63 Prozent der 1000 befragten Menschen zwischen 60 und 90 Jahren schätzen ihre Gesundheit als sehr gut oder gut ein. 78 Prozent kennen mehr als drei Personen, auf die sie sich verlassen können.

Der Bericht macht deutlich, dass ältere Hamburger größtenteils sozial integriert ein aktives Leben führen.
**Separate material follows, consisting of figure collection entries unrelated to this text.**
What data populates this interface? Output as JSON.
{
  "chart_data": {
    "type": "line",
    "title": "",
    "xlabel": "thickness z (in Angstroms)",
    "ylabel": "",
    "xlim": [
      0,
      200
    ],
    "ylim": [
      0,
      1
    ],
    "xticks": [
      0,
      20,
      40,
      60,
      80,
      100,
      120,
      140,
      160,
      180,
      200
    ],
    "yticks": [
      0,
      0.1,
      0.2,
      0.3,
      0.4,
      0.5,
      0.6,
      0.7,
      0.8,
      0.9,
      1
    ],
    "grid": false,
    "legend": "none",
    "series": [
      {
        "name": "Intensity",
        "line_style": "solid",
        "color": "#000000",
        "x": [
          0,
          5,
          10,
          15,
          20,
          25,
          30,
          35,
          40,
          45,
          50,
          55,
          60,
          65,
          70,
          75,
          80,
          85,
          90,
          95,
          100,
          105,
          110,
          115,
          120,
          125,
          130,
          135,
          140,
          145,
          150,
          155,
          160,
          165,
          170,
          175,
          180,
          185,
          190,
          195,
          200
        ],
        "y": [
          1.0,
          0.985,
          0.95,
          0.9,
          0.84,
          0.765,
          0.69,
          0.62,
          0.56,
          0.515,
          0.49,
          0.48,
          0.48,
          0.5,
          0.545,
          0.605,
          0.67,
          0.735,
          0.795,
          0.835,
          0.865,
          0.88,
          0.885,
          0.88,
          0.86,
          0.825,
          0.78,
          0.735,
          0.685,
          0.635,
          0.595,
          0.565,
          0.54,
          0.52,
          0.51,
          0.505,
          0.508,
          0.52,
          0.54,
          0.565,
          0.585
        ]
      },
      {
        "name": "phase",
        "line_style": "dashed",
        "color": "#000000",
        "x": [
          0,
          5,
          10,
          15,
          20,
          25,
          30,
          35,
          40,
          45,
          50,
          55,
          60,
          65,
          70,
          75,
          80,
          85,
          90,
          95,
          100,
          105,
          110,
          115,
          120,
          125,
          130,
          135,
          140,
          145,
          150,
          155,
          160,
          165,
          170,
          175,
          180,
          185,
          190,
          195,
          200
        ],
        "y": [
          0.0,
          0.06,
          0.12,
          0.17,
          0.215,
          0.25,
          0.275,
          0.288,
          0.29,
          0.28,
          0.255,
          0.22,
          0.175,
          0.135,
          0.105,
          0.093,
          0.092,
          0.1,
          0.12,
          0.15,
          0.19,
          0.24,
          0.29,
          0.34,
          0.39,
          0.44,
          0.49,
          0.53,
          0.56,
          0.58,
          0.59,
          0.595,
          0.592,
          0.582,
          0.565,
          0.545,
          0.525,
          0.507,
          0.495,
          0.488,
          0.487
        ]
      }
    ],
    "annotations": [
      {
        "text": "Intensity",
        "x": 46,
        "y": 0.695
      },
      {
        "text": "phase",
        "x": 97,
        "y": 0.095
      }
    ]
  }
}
Allerdings gibt es deutliche Unterschiede zwischen den Geschlechtern.

Frauen leben aufgrund ihrer höheren Lebenserwartung häufiger allein und sind, wegen ihres durchschnittlich höheren Lebensalters, in ihrer Mobilität zunehmend eingeschränkt.

"Viele Frauen erreichen somit ein Alter, in dem das Risiko von Demenz und Hilfe- beziehungsweise Pflegebedürftigkeit ansteigt", teilte die Gesundheitsbehörde mit.

Deutliche Geschlechterunterschiede gibt es auch beim Auftreten verschiedener Krankheiten. So sind Männer etwa von Herz-Kreislauferkrankungen in höherem Maße betroffen. Bei Frauen zwischen 60 und 74 Jahren stehen Brustkrebs und Krankheiten des Bewegungsapparates im Vordergrund.

Frauen verhalten sich gesundheitsbewusster als Männer. Sie achten nach eigener Auskunft häufiger auf eine gesunde Ernährung (71 Prozent, bei Männern nur 56 Prozent) und bewegen sich mehr (65 Prozent bzw. 57 Prozent).

70 Prozent der Menschen zwischen 60 und 75 Jahren finden das eigene Gesundheitsverhalten in Ordnung, bei den über 75jährigen sind es sogar 76 Prozent. Kritischer zeigen sich ältere zugewanderte Menschen, sie sind nur zu 58 Prozent mit ihrem Gesundheitsverhalten zufrieden.

Gesundheitssenator Dr. Dietrich Wersich will mit dem Bericht zu einem differenzierteren Bild der Gesundheit im Alter beitragen und Ansatzpunkte aufzeigen, um die Gesundheit älterer Menschen etwa durch eine spezifische Sturzprävention zu verbessern.